The Lux-Head & Neck 1 trial showed that patients who received treatment with 40 mg/day oral afatinib had a 20% reduction in risk of disease progression or death compared with patients who received methotrexate, with a median progression-free survival of 2.6 months.
“The improvement in progression-free survival was associated with a significant delayed worsening of symptoms (such as pain, swallowing, and global health status) versus chemotherapy. Patients treated with afatinib had less pain over time than patients treated with methotrexate. “These are important outcomes for patients with these conditions,” noted study author Jean-Pascal Machiels, MD, PhD, a medical oncologist at Institut Roi Albert II, Cliniques Universitaires St. Luc, in Brussels, Belgium.
Recurrent or metastatic squamous cell carcinoma of the head and neck often has a poor outcome, Machiels explained. “This is a poor prognosis population and a disease that does not get enough attention from the scientific community, because this group of patients often has severe co-morbidities and social problems such as alcoholism and tobacco use.”

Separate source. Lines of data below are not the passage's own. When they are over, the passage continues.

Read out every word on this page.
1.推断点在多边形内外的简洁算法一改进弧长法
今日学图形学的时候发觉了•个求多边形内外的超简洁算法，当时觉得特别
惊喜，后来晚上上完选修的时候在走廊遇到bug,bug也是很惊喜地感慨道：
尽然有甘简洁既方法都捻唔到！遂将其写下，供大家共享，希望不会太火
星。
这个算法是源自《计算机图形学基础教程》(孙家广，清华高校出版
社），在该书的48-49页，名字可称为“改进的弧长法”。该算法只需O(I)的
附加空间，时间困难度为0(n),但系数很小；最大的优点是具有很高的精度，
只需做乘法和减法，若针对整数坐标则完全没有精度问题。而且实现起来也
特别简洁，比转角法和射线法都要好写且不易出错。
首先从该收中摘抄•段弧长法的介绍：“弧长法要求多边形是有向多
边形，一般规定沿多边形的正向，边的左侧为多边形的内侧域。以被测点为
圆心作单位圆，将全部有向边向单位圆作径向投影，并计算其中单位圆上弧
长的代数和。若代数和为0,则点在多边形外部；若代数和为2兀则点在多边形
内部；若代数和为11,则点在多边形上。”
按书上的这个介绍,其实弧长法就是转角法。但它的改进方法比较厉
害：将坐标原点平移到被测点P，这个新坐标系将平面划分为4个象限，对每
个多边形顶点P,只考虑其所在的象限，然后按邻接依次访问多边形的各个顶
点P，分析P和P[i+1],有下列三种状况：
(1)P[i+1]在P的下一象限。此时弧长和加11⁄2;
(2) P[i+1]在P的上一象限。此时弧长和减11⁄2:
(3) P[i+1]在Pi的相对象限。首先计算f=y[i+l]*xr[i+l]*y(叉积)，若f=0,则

“Frequently these patients have a relapse in the head and neck area. This location is responsible for many symptoms that are difficult to palliate: pain, breath disorder, and swallowing difficulties.”
Afatinib is a compound that irreversibly blocks the ErbB family of cell surface receptors, which includes epidermal growth factor receptor (EGFR), human epidermal growth factor receptor 2 (HER2), HER3, and HER4. Approximately 90% of squamous cell carcinomas of the head and neck overexpress EGFR.
In the latest trial, researchers aimed to see if inhibiting multiple ErbB receptors simultaneously would improve the clinical efficacy of EGFR-targeted therapy. They studied 483 patients with recurrent or metastatic head and neck squamous cell carcinoma whose cancer had progressed despite treatment with platinum-based therapy. Overall, 322 patients received 40 mg/day oral afatinib and 161 were given 40 mg/m2/week intravenous methotrexate.
The study met its primary end point and afatinib significantly improved progression-free survival versus methotrexate, Machiels said. The trial was not able to demonstrate that afatinib improves survival. “Afatinib improved progression-free survival and delayed worsening of symptoms, and it is the first tyrosine kinase inhibitor to demonstrate a significant benefit in this disease.”
The toxicity profile was acceptable and manageable with afatinib: the most frequent grade 3/4 drug-related adverse events were rash/acne (9.7%) and diarrhea (9.4%). Less treatment-related dose reductions, discontinuations, and fatal events were seen with afatinib.
“We are pleased with the results because we showed a benefit, although modest, in a very well-designed controlled trial,” Machiels said. “The difference of this trial compared to the others performed in the same setting is that it was a homogenous population. It sets a kind of baseline design that could be used to design further trials.”